Nielsen

Olav Nielsen

For background on the artist and works, see below.

Current Works

About the Artist

Familiar yet otherworldly, Olav Nielsen’s meticulously worked images embrace memories and dream. They are distinctively of New Zealand, but at the same time have an edge, a feeling of a not-quite-familiar place, just as a dream is true and not true at the same time.
In the decade after graduating from Otago Polytechnic, this Danish-born, Dunedin-based printmaker quickly reaped accolades for his mastery of the meticulous craft of aquatint and mezzotint, in the exquisite play of glowing light and shadow in his work. Extraordinary is an understatement in describing his printmaking, often in large works of intense colour that stretch the very limits of the craft.

Recent Works

Olav Nielsen’s print-and-plate works defy the capacity of printmaking to produce multiple numbers of a single composition. Instead, he makes a single print from the etching, and sets it alongside the original plate itself. The composition is often a half-image, only completed once the plate is mounted adjacent to the print to create a mirror image in two media, one on paper and one in metal. The finely worked etching plate – often zinc – is exquisite in its own right yet seldom seen, and Nielsen brings it out of the studio into the public gaze, exposing the beauty of process. For the viewer, there’s a small shock that the plate, once framed with the print, can never be used to make a further print.

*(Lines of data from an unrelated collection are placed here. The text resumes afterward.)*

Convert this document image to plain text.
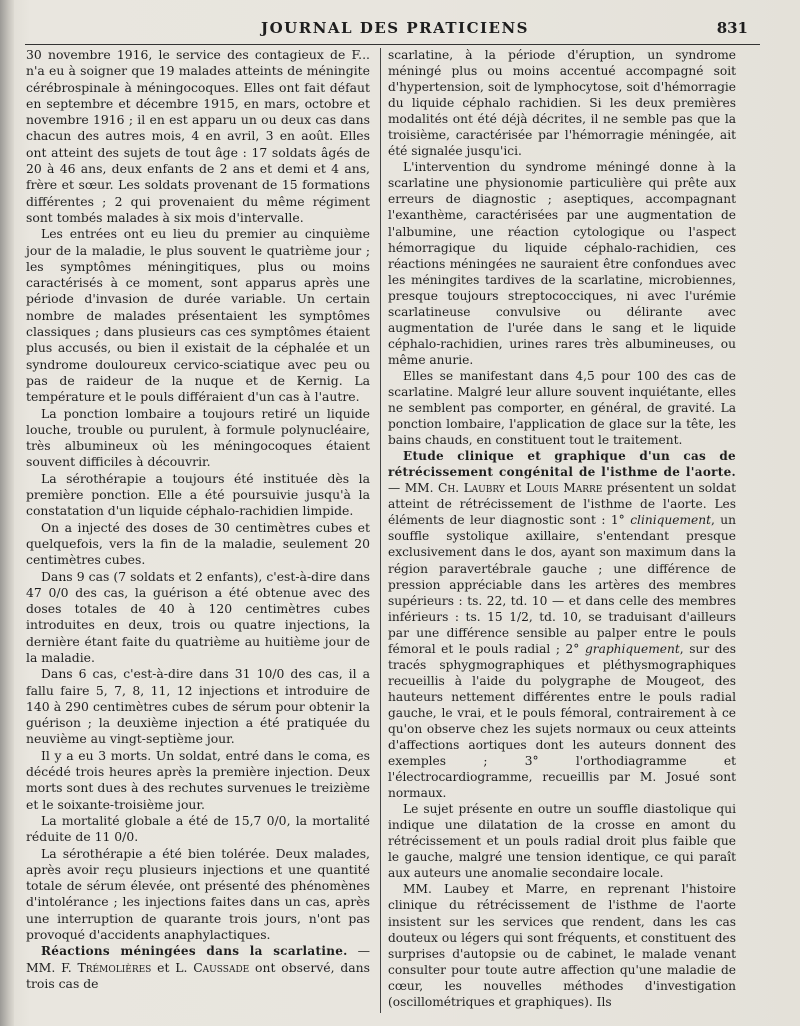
JOURNAL DES PRATICIENS	831

30 novembre 1916, le service des contagieux de F... n'a eu à soigner que 19 malades atteints de méningite cérébrospinale à méningocoques. Elles ont fait défaut en septembre et décembre 1915, en mars, octobre et novembre 1916 ; il en est apparu un ou deux cas dans chacun des autres mois, 4 en avril, 3 en août. Elles ont atteint des sujets de tout âge : 17 soldats âgés de 20 à 46 ans, deux enfants de 2 ans et demi et 4 ans, frère et sœur. Les soldats provenant de 15 formations différentes ; 2 qui provenaient du même régiment sont tombés malades à six mois d'intervalle.

Les entrées ont eu lieu du premier au cinquième jour de la maladie, le plus souvent le quatrième jour ; les symptômes méningitiques, plus ou moins caractérisés à ce moment, sont apparus après une période d'invasion de durée variable. Un certain nombre de malades présentaient les symptômes classiques ; dans plusieurs cas ces symptômes étaient plus accusés, ou bien il existait de la céphalée et un syndrome douloureux cervico-sciatique avec peu ou pas de raideur de la nuque et de Kernig. La température et le pouls différaient d'un cas à l'autre.

La ponction lombaire a toujours retiré un liquide louche, trouble ou purulent, à formule polynucléaire, très albumineux où les méningocoques étaient souvent difficiles à découvrir.

La sérothérapie a toujours été instituée dès la première ponction. Elle a été poursuivie jusqu'à la constatation d'un liquide céphalo-rachidien limpide.

On a injecté des doses de 30 centimètres cubes et quelquefois, vers la fin de la maladie, seulement 20 centimètres cubes.

Dans 9 cas (7 soldats et 2 enfants), c'est-à-dire dans 47 0/0 des cas, la guérison a été obtenue avec des doses totales de 40 à 120 centimètres cubes introduites en deux, trois ou quatre injections, la dernière étant faite du quatrième au huitième jour de la maladie.

Dans 6 cas, c'est-à-dire dans 31 10/0 des cas, il a fallu faire 5, 7, 8, 11, 12 injections et introduire de 140 à 290 centimètres cubes de sérum pour obtenir la guérison ; la deuxième injection a été pratiquée du neuvième au vingt-septième jour.

Il y a eu 3 morts. Un soldat, entré dans le coma, es décédé trois heures après la première injection. Deux morts sont dues à des rechutes survenues le treizième et le soixante-troisième jour.

La mortalité globale a été de 15,7 0/0, la mortalité réduite de 11 0/0.

La sérothérapie a été bien tolérée. Deux malades, après avoir reçu plusieurs injections et une quantité totale de sérum élevée, ont présenté des phénomènes d'intolérance ; les injections faites dans un cas, après une interruption de quarante trois jours, n'ont pas provoqué d'accidents anaphylactiques.

Réactions méningées dans la scarlatine. — MM. F. Trémolières et L. Caussade ont observé, dans trois cas de

scarlatine, à la période d'éruption, un syndrome méningé plus ou moins accentué accompagné soit d'hypertension, soit de lymphocytose, soit d'hémorragie du liquide céphalo rachidien. Si les deux premières modalités ont été déjà décrites, il ne semble pas que la troisième, caractérisée par l'hémorragie méningée, ait été signalée jusqu'ici.

L'intervention du syndrome méningé donne à la scarlatine une physionomie particulière qui prête aux erreurs de diagnostic ; aseptiques, accompagnant l'exanthème, caractérisées par une augmentation de l'albumine, une réaction cytologique ou l'aspect hémorragique du liquide céphalo-rachidien, ces réactions méningées ne sauraient être confondues avec les méningites tardives de la scarlatine, microbiennes, presque toujours streptococciques, ni avec l'urémie scarlatineuse convulsive ou délirante avec augmentation de l'urée dans le sang et le liquide céphalo-rachidien, urines rares très albumineuses, ou même anurie.

Elles se manifestant dans 4,5 pour 100 des cas de scarlatine. Malgré leur allure souvent inquiétante, elles ne semblent pas comporter, en général, de gravité. La ponction lombaire, l'application de glace sur la tête, les bains chauds, en constituent tout le traitement.

Etude clinique et graphique d'un cas de rétrécissement congénital de l'isthme de l'aorte. — MM. Ch. Laubry et Louis Marre présentent un soldat atteint de rétrécissement de l'isthme de l'aorte. Les éléments de leur diagnostic sont : 1° cliniquement, un souffle systolique axillaire, s'entendant presque exclusivement dans le dos, ayant son maximum dans la région paravertébrale gauche ; une différence de pression appréciable dans les artères des membres supérieurs : ts. 22, td. 10 — et dans celle des membres inférieurs : ts. 15 1/2, td. 10, se traduisant d'ailleurs par une différence sensible au palper entre le pouls fémoral et le pouls radial ; 2° graphiquement, sur des tracés sphygmographiques et pléthysmographiques recueillis à l'aide du polygraphe de Mougeot, des hauteurs nettement différentes entre le pouls radial gauche, le vrai, et le pouls fémoral, contrairement à ce qu'on observe chez les sujets normaux ou ceux atteints d'affections aortiques dont les auteurs donnent des exemples ; 3° l'orthodiagramme et l'électrocardiogramme, recueillis par M. Josué sont normaux.

Le sujet présente en outre un souffle diastolique qui indique une dilatation de la crosse en amont du rétrécissement et un pouls radial droit plus faible que le gauche, malgré une tension identique, ce qui paraît aux auteurs une anomalie secondaire locale.

MM. Laubey et Marre, en reprenant l'histoire clinique du rétrécissement de l'isthme de l'aorte insistent sur les services que rendent, dans les cas douteux ou légers qui sont fréquents, et constituent des surprises d'autopsie ou de cabinet, le malade venant consulter pour toute autre affection qu'une maladie de cœur, les nouvelles méthodes d'investigation (oscillométriques et graphiques). Ils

Olav Nielsen frequently uses colonial architecture – especially the New Zealand villa – and southern landscape as frameworks for an exploration of the psyche, tapping into his dreams, and allowing the viewer to connect with their own memories, journeys and sense of self.

‘The villas are both an expression of New Zealand culture and an image of the psyche with its compartments, structures and face to the world. Our homes provide both containment and definition for the life lived inside; walls and hedges make permeable boundaries between our private and public lives. I have been documenting my dreams for the past twelve years, a process which has become an essential part of my creative life. The themes and imagery in my work are a blending of dreams and the places and spaces of my everyday life. The works themselves are a kind of conversation space where I explore my internal dynamics through light and shadow.’
– Artist’s statement, Olav Nielsen, 2008

Light gleams through stained glass windows or streams into bare hallways; small details or a lone dog cast long shadows, a suggestion of history filtering into the present. The untamed landscape and sparse native plants sweep hard up against the cultivated gardens and pathways of the villas, suggesting a place of retreat or oasis, yet his worlds are unpopulated other than by the lone dog, or a heron. Shoes, or washing on the line, suggest recent human occupation.

For further information about the artist or his technique please contact exhibition director Barbara Speedy. Not all images may be shown on the website, please enquire for new works.

More About the Artist

Danish-born, Olav Nielsen emigrated to New Zealand aged 12 in 1990, and there is a palpable essence of both Europe and New Zealand in his work. That unique vision, and especially his outstanding craftsmanship as a hands-on printmaker, has established a strong reputation. His mezzotints and aquatints are in demand with collectors here and overseas, and he is regarded as a young talent to watch for the future.
Much of his work arises from culture shock: a young boy adjusting to the shift from Denmark to New Zealand, trying to determine his true identity. The hallways of the villas are transitional spaces, with doors leading into rooms like the compartments of identity and memory, their contents not quite known but suggested, streaming through a window, glimpsed through a doorway, suggested behind a billowing curtain. Pathways and hedges barely fence out the wildness of the untamed New Zealand landscape, powerful sweeping shifts in weather, the villa and its garden an oasis of civilisation. Long shadows cast the past into the present and imply the future; colours are seductive yet edgy.

Light glows from within the work in what has already become Nielsen’s signature, a technique in printmaking he has evolved since his time as a student at the renowned printmaking school of Otago Polytechnic.

He graduated Bachelor of Fine Arts in 2000 and in 2007 was Printer in Residence under the programme run by Special Collections, University of Otago Library, illustrating poems by the late Hone Tuwhare. He has exhibited throughout New Zealand, and his work is held in public collections and private collections here and overseas.